Scottish councils, which are responsible for housing homeless people, have said they will struggle to provide enough permanent homes unless more funding was made available. Their call has won backing from the SNP.

Malcolm Chisholm
The 2012 target to provide permanent homes for those unintentionally homeless is ambitious
Malcolm Chisholm
Communities Minister

Mr Chisholm released further details of the executive's plan to end homelessness in Scotland.

He said that "the supply of appropriate and affordable housing is key".

The minister added: "We are already making a significant investment in affordable housing, a major expansion in homes, assisting those who need it most.

"This commitment will be maintained, not least by ensuring that the implications of the 2012 target are reflected in future planning and resourcing of housing supply.

"We recognise the key role which local authorities have in delivering the target, and how challenging this will be in some areas. We will therefore offer all possible support.

Mr Chisholm said his statement "marks the beginning of a process, not the end".

"It will not be easy to deliver but we need to have in place a system that treats people as human beings rather than as a label or category, deserving or otherwise.

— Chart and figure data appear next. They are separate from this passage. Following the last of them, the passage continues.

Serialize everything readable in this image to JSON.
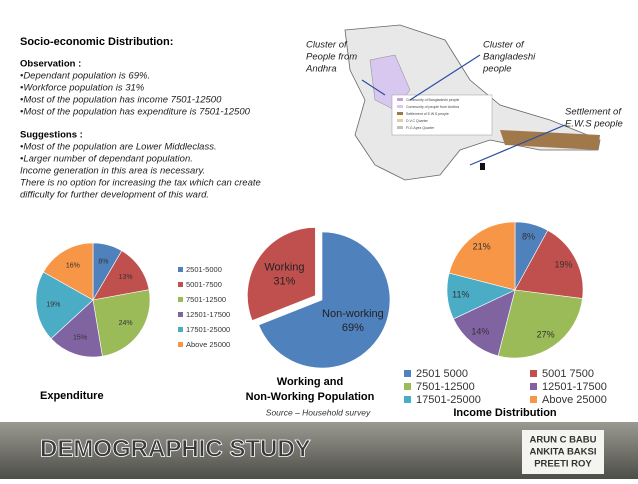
{
  "text_block": {
    "title": "Socio-economic Distribution:",
    "observation_heading": "Observation :",
    "observations": [
      "•Dependant population is 69%.",
      "•Workforce population is  31%",
      "•Most of the population has income 7501-12500",
      "•Most of the population has expenditure is 7501-12500"
    ],
    "suggestions_heading": "Suggestions :",
    "suggestions": [
      "•Most of the population are Lower Middleclass.",
      "•Larger number of dependant population.",
      "Income generation in this area is necessary.",
      "There is no option for increasing the  tax which can create",
      "difficulty for further development of this ward."
    ]
  },
  "map": {
    "callouts": [
      [
        "Cluster of",
        "People from",
        "Andhra"
      ],
      [
        "Cluster of",
        "Bangladeshi",
        "people"
      ],
      [
        "Settlement of",
        "E.W.S people"
      ]
    ],
    "legend": [
      "Community of Bangladeshi people",
      "Community of people from Andhra",
      "Settlement of E.W.S people",
      "D.V.C Quarter",
      "Fl.G Apex Quarter"
    ]
  },
  "chart_data": [
    {
      "type": "pie",
      "title": "Expenditure",
      "categories": [
        "2501-5000",
        "5001-7500",
        "7501-12500",
        "12501-17500",
        "17501-25000",
        "Above 25000"
      ],
      "values": [
        8,
        13,
        24,
        15,
        19,
        16
      ],
      "value_labels": [
        "8%",
        "13%",
        "24%",
        "15%",
        "19%",
        "16%"
      ],
      "colors": [
        "#4f81bd",
        "#c0504d",
        "#9bbb59",
        "#8064a2",
        "#4bacc6",
        "#f79646"
      ]
    },
    {
      "type": "pie",
      "title": [
        "Working and",
        "Non-Working Population"
      ],
      "source": "Source – Household survey",
      "categories": [
        "Working",
        "Non-working"
      ],
      "values": [
        31,
        69
      ],
      "value_labels": [
        "31%",
        "69%"
      ],
      "colors": [
        "#c0504d",
        "#4f81bd"
      ]
    },
    {
      "type": "pie",
      "title": "Income Distribution",
      "categories": [
        "2501 5000",
        "5001 7500",
        "7501-12500",
        "12501-17500",
        "17501-25000",
        "Above 25000"
      ],
      "values": [
        8,
        19,
        27,
        14,
        11,
        21
      ],
      "value_labels": [
        "8%",
        "19%",
        "27%",
        "14%",
        "11%",
        "21%"
      ],
      "colors": [
        "#4f81bd",
        "#c0504d",
        "#9bbb59",
        "#8064a2",
        "#4bacc6",
        "#f79646"
      ]
    }
  ],
  "footer": {
    "heading": "DEMOGRAPHIC STUDY",
    "authors": [
      "ARUN C BABU",
      "ANKITA BAKSI",
      "PREETI ROY"
    ]
  }
}
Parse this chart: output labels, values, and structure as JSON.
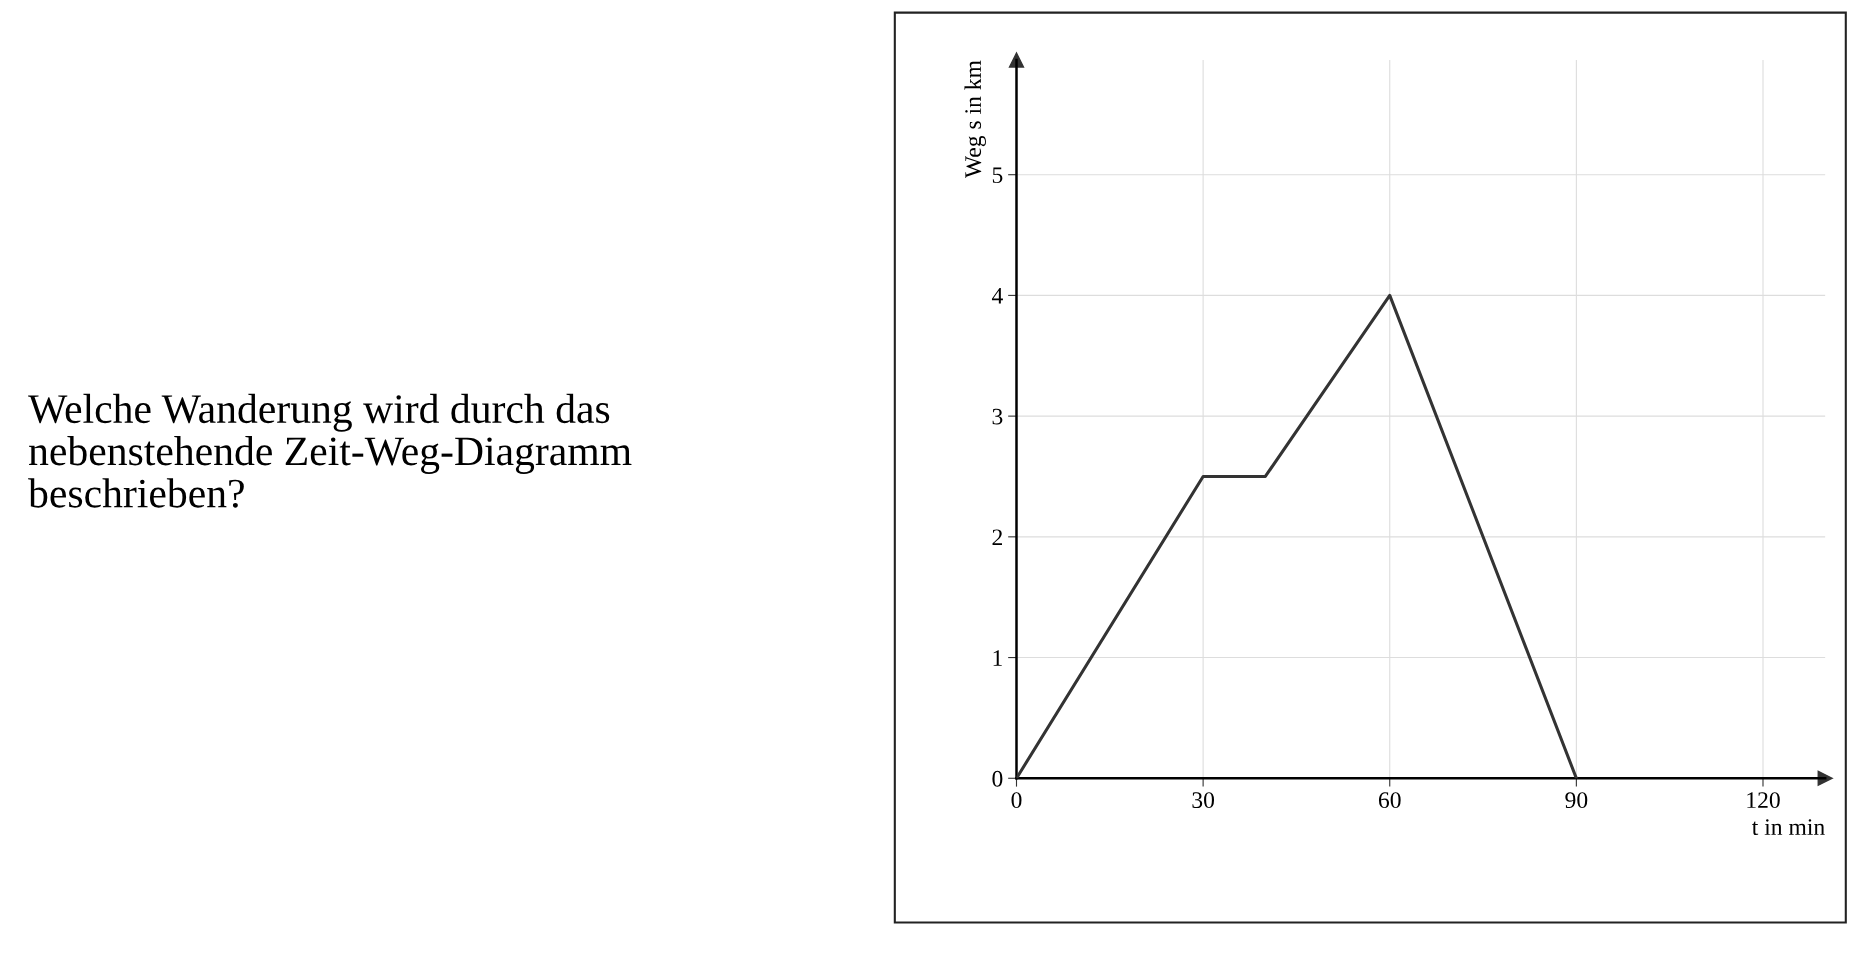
{
  "chart_data": {
    "type": "line",
    "x": [
      0,
      30,
      40,
      60,
      90
    ],
    "series": [
      {
        "color": "#333333",
        "values": [
          0,
          2.5,
          2.5,
          4,
          0
        ]
      }
    ],
    "xlim": [
      0,
      130
    ],
    "ylim": [
      0,
      5.95
    ],
    "xticks": [
      0,
      30,
      60,
      90,
      120
    ],
    "yticks": [
      0,
      1,
      2,
      3,
      4,
      5
    ],
    "xlabel": "t in min",
    "ylabel": "Weg s in km",
    "grid": true,
    "marker": "none",
    "line_style": "solid",
    "annotations": [
      "Welche Wanderung wird durch das\nnebenstehende Zeit-Weg-Diagramm\nbeschrieben?"
    ]
  }
}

"That is the way we can build on the real progress we have made since devolution and help build a truly compassionate Scotland where everyone has the opportunity to reach their full potential," he said.

Key actions to beat homelessness
Supply of appropriate and affordable housing
Preventing homelessness
Housing support and wider forms of support
Legislative change and guidance
Monitoring and support arrangements

Shelter Scotland published a survey to coincide with the minister's announcement which suggested that two thirds of people in Scotland supported executive action on tackling homelessness.

Head of policy Gavin Corbett praised the Scottish Parliament for "blazing a trail internationally with its commitment to homelessness".

He added: "Local authorities are to be congratulated for the progress they have already made in turning that commitment into reality.

"We recognise that the 2012 target is ambitious but Scotland is well on the road to achieving it in many areas.

"Shelter echoes calls for more money to fund this ambitious programme. But we also recognise that the big test of that is not today but in 2007, when the government carries out its next big review of spending priorities.

"The 2007 spending review must commit more money to increase the supply of affordable homes for rent by 50%. But we need to start winning the case for more money now."

The TNS System Three poll asked 939 adults for their views on how important the 2012 target should be when compared to other issues.

It found that 26% of respondents considered it a top priority, with 41% viewing it as a high priority.

A quarter of those interviewed said it was a moderate priority, with 7% viewing it as low.